Staff and teaching assistants were drafted in to take the place of striking colleagues after school authorities failed to avert widespread school closures. A third of schools planned to turn some pupils away and one in six were to close entirely.
More than 100,000 civil servants — from driving test supervisors to coastguards — and 30,000 college lecturers are also walking out in the biggest strike over pay since Labour came to power.
Ministers, opposition members of parliament and other teaching unions all accused the National Union of Teachers (NUT) of jeopardizing children’s education and teachers’ reputations. The action was expected to cost the economy millions of pounds in lost working days as some parents are forced to take time off.
A survey of every local education authority conducted jointly by the Local Government Association and the Guardian newspaper revealed that in 102 of the 188 authorities in England and Wales, 2,086 schools were definitely to close, with 2,229 reporting partial closures. Only one of the 102 authorities reported that no schools would close. If the pattern was repeated in all authorities, up to 8,000 schools would be affected — nearly a third across England and Wales.

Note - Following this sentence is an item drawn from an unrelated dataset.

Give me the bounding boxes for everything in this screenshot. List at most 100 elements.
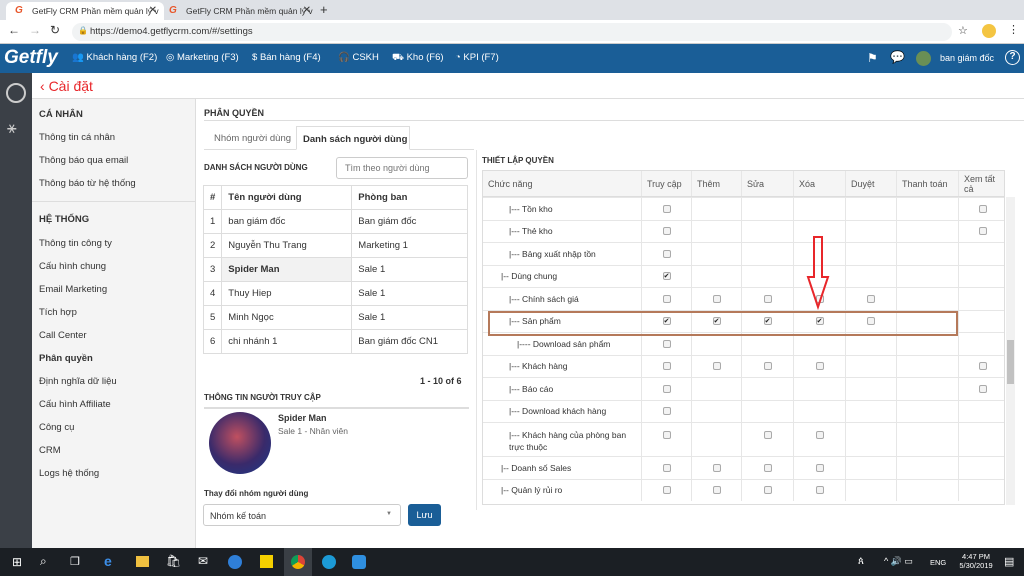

Large rural authorities with lots of small primary schools were most vulnerable.
Secondaries were able to prevent more closures by sending home older children and focusing their non-striking members of staff on keeping younger children in schools to minimize the impact on children and their parents.
Members of the NUT, which is Europe’s largest teaching union, were protesting about a 2.45 percent pay deal that they said would leave teachers worse off because of the rising cost of living.
Schools will face teacher shortages unless wages, particularly for the youngest teachers struggling to get on the housing ladder, are made competitive with other graduate professions, the union says.
Jim Knight, the schools minister, said on Wednesday night: “I share parents’ frustrations. People are bewildered by this action. The average salary is now £34,000 and has gone up by 19 percent in real terms in the past 10 years.”
“It is a real concern that the rising reputation of teachers will be damaged by this action. The public find it difficult to understand why teachers are doing this. We’re pretty sure the majority of schools will be unaffected tomorrow. But it is very frustrating that some teachers are taking this industrial action,” he said.